The group that added the Sun created more impression on me. I really could not imagine how little children of four to five years could, more to following the instructions, take the initiative of adding more complicated stuff like the sun to a good shepherd drawing. Seduced by their ingenuity, I decided to join the children in their exercises. All I wanted was to be able to be in their shoes to understand the source of their inspiration.
It was originally simply amusing, but I discovered that the exercise was not just fun but inspiring too. Stooping over a drawing with crayons seems to open up children’s hearts to a horizon larger than what adults’ eyes can grasp. Each layer of crayons placed on their sheet of paper connects the child to an imaginary scene, and each sheet of paper automatically transforms into a scenario larger than the image in front of them.

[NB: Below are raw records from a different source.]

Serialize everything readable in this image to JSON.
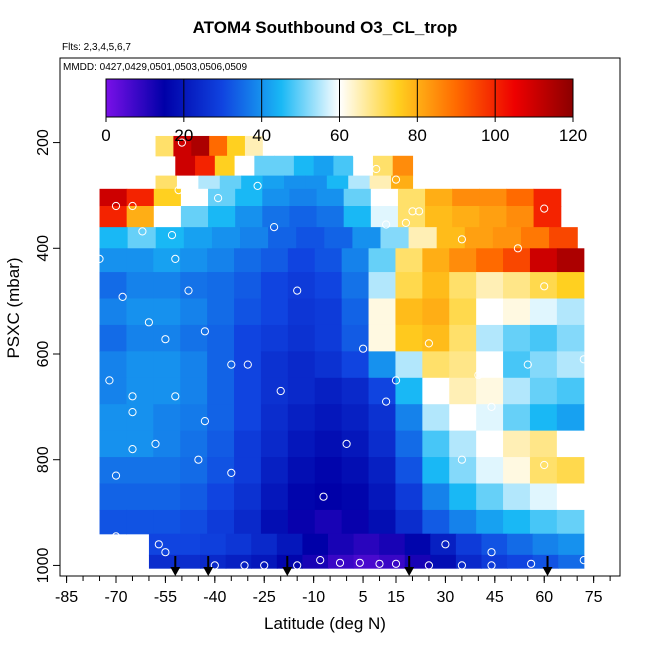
{
  "chart_data": {
    "type": "heatmap",
    "title": "ATOM4 Southbound O3_CL_trop",
    "flights_label": "Flts: 2,3,4,5,6,7",
    "mmdd_label": "MMDD: 0427,0429,0501,0503,0506,0509",
    "xlabel": "Latitude (deg N)",
    "ylabel": "PSXC (mbar)",
    "xlim": [
      -87,
      83
    ],
    "ylim": [
      1020,
      40
    ],
    "x_ticks": [
      -85,
      -70,
      -55,
      -40,
      -25,
      -10,
      5,
      15,
      30,
      45,
      60,
      75
    ],
    "x_minor_step": 5,
    "y_ticks": [
      200,
      400,
      600,
      800,
      1000
    ],
    "colorbar": {
      "ticks": [
        0,
        20,
        40,
        60,
        80,
        100,
        120
      ],
      "range": [
        0,
        120
      ],
      "colors": [
        "#7a10e8",
        "#0000a8",
        "#1044e0",
        "#19b8f5",
        "#ffffff",
        "#ffd020",
        "#ff6a00",
        "#ee0000",
        "#8b0000"
      ]
    },
    "column_edges": [
      -76,
      -65,
      -55,
      -45,
      -35,
      -25,
      -16,
      -8,
      0,
      8,
      14,
      20,
      28,
      36,
      44,
      52,
      60,
      67,
      72
    ],
    "layers": [
      {
        "p": 200,
        "lat": [
          -58,
          -20
        ],
        "values": [
          70,
          110,
          115,
          90,
          75,
          65,
          60
        ]
      },
      {
        "p": 250,
        "lat": [
          -52,
          20
        ],
        "values": [
          110,
          100,
          75,
          60,
          50,
          50,
          45,
          42,
          48,
          60,
          70,
          85
        ]
      },
      {
        "p": 275,
        "lat": [
          -58,
          20
        ],
        "values": [
          70,
          60,
          55,
          50,
          45,
          42,
          40,
          40,
          45,
          55,
          65,
          80
        ]
      },
      {
        "p": 300,
        "lat": [
          -75,
          65
        ],
        "values": [
          110,
          100,
          75,
          60,
          50,
          45,
          40,
          38,
          40,
          50,
          60,
          70,
          80,
          85,
          85,
          90,
          100
        ]
      },
      {
        "p": 340,
        "lat": [
          -75,
          65
        ],
        "values": [
          100,
          80,
          60,
          50,
          45,
          40,
          36,
          34,
          36,
          45,
          58,
          70,
          78,
          80,
          82,
          85,
          100
        ]
      },
      {
        "p": 380,
        "lat": [
          -75,
          70
        ],
        "values": [
          45,
          50,
          45,
          42,
          40,
          38,
          34,
          32,
          34,
          40,
          52,
          65,
          78,
          82,
          84,
          88,
          95
        ]
      },
      {
        "p": 420,
        "lat": [
          -75,
          72
        ],
        "values": [
          40,
          40,
          42,
          40,
          38,
          35,
          33,
          30,
          32,
          38,
          50,
          70,
          80,
          85,
          90,
          95,
          110,
          115
        ]
      },
      {
        "p": 470,
        "lat": [
          -75,
          72
        ],
        "values": [
          35,
          38,
          38,
          36,
          35,
          33,
          30,
          28,
          30,
          36,
          55,
          72,
          78,
          70,
          65,
          68,
          72,
          75
        ]
      },
      {
        "p": 520,
        "lat": [
          -75,
          72
        ],
        "values": [
          38,
          40,
          40,
          38,
          35,
          32,
          30,
          27,
          28,
          34,
          62,
          78,
          80,
          72,
          60,
          62,
          58,
          55
        ]
      },
      {
        "p": 570,
        "lat": [
          -75,
          72
        ],
        "values": [
          35,
          38,
          38,
          36,
          34,
          30,
          28,
          26,
          28,
          33,
          62,
          76,
          78,
          70,
          55,
          50,
          48,
          52
        ]
      },
      {
        "p": 620,
        "lat": [
          -75,
          72
        ],
        "values": [
          38,
          40,
          40,
          38,
          34,
          30,
          26,
          24,
          26,
          30,
          40,
          55,
          70,
          68,
          60,
          48,
          52,
          55
        ]
      },
      {
        "p": 670,
        "lat": [
          -75,
          72
        ],
        "values": [
          38,
          40,
          40,
          38,
          34,
          30,
          26,
          24,
          22,
          24,
          30,
          45,
          60,
          65,
          62,
          55,
          50,
          48
        ]
      },
      {
        "p": 720,
        "lat": [
          -75,
          72
        ],
        "values": [
          40,
          40,
          38,
          37,
          34,
          30,
          25,
          22,
          20,
          22,
          26,
          38,
          55,
          60,
          58,
          50,
          45,
          42
        ]
      },
      {
        "p": 770,
        "lat": [
          -75,
          72
        ],
        "values": [
          40,
          40,
          38,
          36,
          33,
          28,
          24,
          20,
          18,
          20,
          25,
          35,
          48,
          55,
          60,
          65,
          68,
          60
        ]
      },
      {
        "p": 820,
        "lat": [
          -75,
          72
        ],
        "values": [
          36,
          36,
          36,
          35,
          32,
          28,
          22,
          18,
          16,
          18,
          22,
          32,
          45,
          52,
          58,
          62,
          70,
          72
        ]
      },
      {
        "p": 870,
        "lat": [
          -75,
          72
        ],
        "values": [
          34,
          34,
          34,
          33,
          30,
          26,
          20,
          16,
          15,
          16,
          20,
          28,
          38,
          45,
          50,
          55,
          58,
          60
        ]
      },
      {
        "p": 920,
        "lat": [
          -75,
          72
        ],
        "values": [
          32,
          32,
          32,
          31,
          28,
          24,
          18,
          14,
          12,
          14,
          18,
          25,
          33,
          38,
          42,
          45,
          48,
          50
        ]
      },
      {
        "p": 960,
        "lat": [
          -60,
          72
        ],
        "values": [
          30,
          30,
          29,
          27,
          24,
          20,
          15,
          12,
          10,
          12,
          16,
          22,
          28,
          32,
          35,
          38,
          40
        ]
      },
      {
        "p": 1000,
        "lat": [
          -60,
          72
        ],
        "values": [
          25,
          25,
          24,
          22,
          20,
          16,
          12,
          8,
          6,
          8,
          12,
          18,
          24,
          28,
          30,
          32,
          35
        ]
      }
    ],
    "sample_points": [
      {
        "lat": -8,
        "p": 205
      },
      {
        "lat": -6,
        "p": 205
      },
      {
        "lat": -4,
        "p": 205
      },
      {
        "lat": -50,
        "p": 200
      },
      {
        "lat": 3,
        "p": 222
      },
      {
        "lat": 9,
        "p": 250
      },
      {
        "lat": 15,
        "p": 270
      },
      {
        "lat": 40,
        "p": 262
      },
      {
        "lat": 35,
        "p": 277
      },
      {
        "lat": 42,
        "p": 275
      },
      {
        "lat": 48,
        "p": 277
      },
      {
        "lat": -51,
        "p": 290
      },
      {
        "lat": -39,
        "p": 305
      },
      {
        "lat": -27,
        "p": 282
      },
      {
        "lat": -70,
        "p": 320
      },
      {
        "lat": -65,
        "p": 320
      },
      {
        "lat": -62,
        "p": 368
      },
      {
        "lat": -53,
        "p": 375
      },
      {
        "lat": -22,
        "p": 360
      },
      {
        "lat": 20,
        "p": 330
      },
      {
        "lat": 18,
        "p": 352
      },
      {
        "lat": 22,
        "p": 330
      },
      {
        "lat": 60,
        "p": 325
      },
      {
        "lat": -75,
        "p": 420
      },
      {
        "lat": -52,
        "p": 420
      },
      {
        "lat": -48,
        "p": 480
      },
      {
        "lat": -15,
        "p": 480
      },
      {
        "lat": 12,
        "p": 355
      },
      {
        "lat": 35,
        "p": 383
      },
      {
        "lat": 52,
        "p": 400
      },
      {
        "lat": 60,
        "p": 472
      },
      {
        "lat": -68,
        "p": 492
      },
      {
        "lat": -60,
        "p": 540
      },
      {
        "lat": -55,
        "p": 572
      },
      {
        "lat": -43,
        "p": 557
      },
      {
        "lat": -35,
        "p": 620
      },
      {
        "lat": -30,
        "p": 620
      },
      {
        "lat": 5,
        "p": 590
      },
      {
        "lat": 15,
        "p": 650
      },
      {
        "lat": 25,
        "p": 580
      },
      {
        "lat": 40,
        "p": 640
      },
      {
        "lat": 55,
        "p": 620
      },
      {
        "lat": 72,
        "p": 610
      },
      {
        "lat": -72,
        "p": 650
      },
      {
        "lat": -65,
        "p": 680
      },
      {
        "lat": -65,
        "p": 710
      },
      {
        "lat": -52,
        "p": 680
      },
      {
        "lat": -43,
        "p": 727
      },
      {
        "lat": -20,
        "p": 670
      },
      {
        "lat": 12,
        "p": 690
      },
      {
        "lat": 35,
        "p": 737
      },
      {
        "lat": 44,
        "p": 700
      },
      {
        "lat": -70,
        "p": 830
      },
      {
        "lat": -65,
        "p": 780
      },
      {
        "lat": -58,
        "p": 770
      },
      {
        "lat": -45,
        "p": 800
      },
      {
        "lat": -35,
        "p": 825
      },
      {
        "lat": 0,
        "p": 770
      },
      {
        "lat": 35,
        "p": 800
      },
      {
        "lat": 60,
        "p": 810
      },
      {
        "lat": 72,
        "p": 860
      },
      {
        "lat": -7,
        "p": 870
      },
      {
        "lat": -70,
        "p": 945
      },
      {
        "lat": -65,
        "p": 950
      },
      {
        "lat": -57,
        "p": 960
      },
      {
        "lat": 30,
        "p": 960
      },
      {
        "lat": -8,
        "p": 990
      },
      {
        "lat": -2,
        "p": 995
      },
      {
        "lat": 4,
        "p": 995
      },
      {
        "lat": 10,
        "p": 997
      },
      {
        "lat": 15,
        "p": 997
      },
      {
        "lat": -55,
        "p": 975
      },
      {
        "lat": -40,
        "p": 1000
      },
      {
        "lat": -31,
        "p": 1000
      },
      {
        "lat": -25,
        "p": 1000
      },
      {
        "lat": -15,
        "p": 1000
      },
      {
        "lat": 25,
        "p": 1000
      },
      {
        "lat": 35,
        "p": 1000
      },
      {
        "lat": 44,
        "p": 1000
      },
      {
        "lat": 56,
        "p": 997
      },
      {
        "lat": 72,
        "p": 990
      },
      {
        "lat": 44,
        "p": 975
      }
    ],
    "arrows_lat": [
      -52,
      -42,
      -18,
      19,
      61
    ]
  }
}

And in front of my coloring sheet, I had a beautiful faith experience. After two layers of crayons, I started seeing a scenario instead of a simple drawing. And I asked myself if simple pastoral gestures could also be translated into a missionary scene. Immediately, I understood that faith demands that we try to repaint the scenes of our stagnant missions.

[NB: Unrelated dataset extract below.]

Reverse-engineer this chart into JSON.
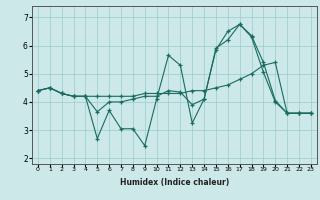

Sometimes we inherit dwindling missions. It is left to us to stoop, and with our missionary crayons, repaint it to the missionary colors of our time. And if we feel that there isn’t enough air circulation in it, we could add some windows. But if the mission appears too dark and uninviting, we might need to add the sun, the moon and even the stars to the drawing. We need to permit ourselves some liberty as we find in children to personalize our mission, making it much more dynamic. Who knows if the mission is not sometimes like a drawing and our missionary life as fantastic children’s coloring exercises?